Correctly exiting persistent threads with global/local work queues and self generating work

I’m unsure how to approach the problem of shutting down persistent threads safely. In the case where each thread has its own local work queue, where overflows are spilled to a global work queue guarded by a lock, and exhausted local work queues cause work to be stolen from the global queue. And where each thread in processing work will generate zero to some set number of work items (Tree traversal type stuff for example).

Papers I have come across that appear to touch on this don’t have any specific details how to do this. I have only seen cases where an upper bound on total work is statically decided which of course may cause waste and is not easily determined in most cases.

The only other guaranteed way I can think of is to use a clock based bail out if idle period which isn’t ideal either and will cause waste.

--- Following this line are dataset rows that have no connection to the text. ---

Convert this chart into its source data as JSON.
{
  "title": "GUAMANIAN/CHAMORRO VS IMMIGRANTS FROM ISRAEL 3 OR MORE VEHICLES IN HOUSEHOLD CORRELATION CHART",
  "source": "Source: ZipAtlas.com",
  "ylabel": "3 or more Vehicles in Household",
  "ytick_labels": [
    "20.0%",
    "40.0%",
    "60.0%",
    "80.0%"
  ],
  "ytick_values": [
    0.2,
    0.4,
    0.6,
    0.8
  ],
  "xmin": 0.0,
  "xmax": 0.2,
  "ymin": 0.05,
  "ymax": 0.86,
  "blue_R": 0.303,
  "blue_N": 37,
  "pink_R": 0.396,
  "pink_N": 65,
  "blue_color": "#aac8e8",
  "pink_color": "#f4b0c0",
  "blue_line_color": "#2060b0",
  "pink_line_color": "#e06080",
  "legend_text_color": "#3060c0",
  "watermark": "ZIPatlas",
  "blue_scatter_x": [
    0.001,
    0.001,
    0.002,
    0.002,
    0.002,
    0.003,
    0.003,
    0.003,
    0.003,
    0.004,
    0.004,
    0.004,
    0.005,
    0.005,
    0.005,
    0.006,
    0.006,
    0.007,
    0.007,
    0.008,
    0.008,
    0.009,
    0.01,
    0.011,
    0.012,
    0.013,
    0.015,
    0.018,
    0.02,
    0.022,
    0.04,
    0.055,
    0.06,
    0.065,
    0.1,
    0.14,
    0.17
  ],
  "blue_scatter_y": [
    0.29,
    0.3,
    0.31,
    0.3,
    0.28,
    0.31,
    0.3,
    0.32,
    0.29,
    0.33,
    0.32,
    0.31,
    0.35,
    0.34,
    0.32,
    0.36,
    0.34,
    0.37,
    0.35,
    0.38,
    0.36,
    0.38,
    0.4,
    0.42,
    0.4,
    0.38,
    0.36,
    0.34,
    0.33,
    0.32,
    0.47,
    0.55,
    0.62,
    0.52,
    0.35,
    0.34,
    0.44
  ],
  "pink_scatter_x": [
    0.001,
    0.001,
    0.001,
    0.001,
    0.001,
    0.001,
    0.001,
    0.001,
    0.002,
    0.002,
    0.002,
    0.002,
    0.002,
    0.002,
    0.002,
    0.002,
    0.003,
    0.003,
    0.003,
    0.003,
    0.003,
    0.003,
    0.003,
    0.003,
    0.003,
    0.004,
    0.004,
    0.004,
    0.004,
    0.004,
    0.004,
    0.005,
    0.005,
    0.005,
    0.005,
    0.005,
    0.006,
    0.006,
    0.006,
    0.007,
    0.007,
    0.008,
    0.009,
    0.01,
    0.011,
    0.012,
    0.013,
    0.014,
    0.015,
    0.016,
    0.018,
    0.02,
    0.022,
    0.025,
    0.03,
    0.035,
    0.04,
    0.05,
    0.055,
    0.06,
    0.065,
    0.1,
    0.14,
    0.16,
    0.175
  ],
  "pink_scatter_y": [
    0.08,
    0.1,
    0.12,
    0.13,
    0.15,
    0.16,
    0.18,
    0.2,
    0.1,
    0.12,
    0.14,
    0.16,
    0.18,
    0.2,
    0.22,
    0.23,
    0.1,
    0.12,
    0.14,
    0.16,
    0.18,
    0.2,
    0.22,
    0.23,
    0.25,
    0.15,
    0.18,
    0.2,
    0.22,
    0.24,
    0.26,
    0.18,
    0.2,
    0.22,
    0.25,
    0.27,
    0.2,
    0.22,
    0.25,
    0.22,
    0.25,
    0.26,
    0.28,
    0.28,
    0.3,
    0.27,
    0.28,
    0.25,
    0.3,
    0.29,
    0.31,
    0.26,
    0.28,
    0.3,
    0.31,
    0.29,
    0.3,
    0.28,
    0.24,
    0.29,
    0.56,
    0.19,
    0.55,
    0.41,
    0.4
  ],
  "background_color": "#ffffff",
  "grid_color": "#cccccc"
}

Any other attempt of mine so far to use atomic based schemes of protocols/messaging has major flaws.

How about the following?

  1. keep in the global atomic var total number of currently active threads (i.e. processing some data)
  2. while there is no work available, check ActiveThreads each 1 ms or so. Exit if it reached 0

The timing cludge I suspect would be pretty nasty in terms of the efficiency of other kernels that run after. I’m targeting integrating with OpenGL calls (and ideally implementable with OpenGL compute shaders if possible later as well as CUDA) so I think that would not be ideal really as well :-(

It’s probably better then tracking a timer per worker though - so there is that!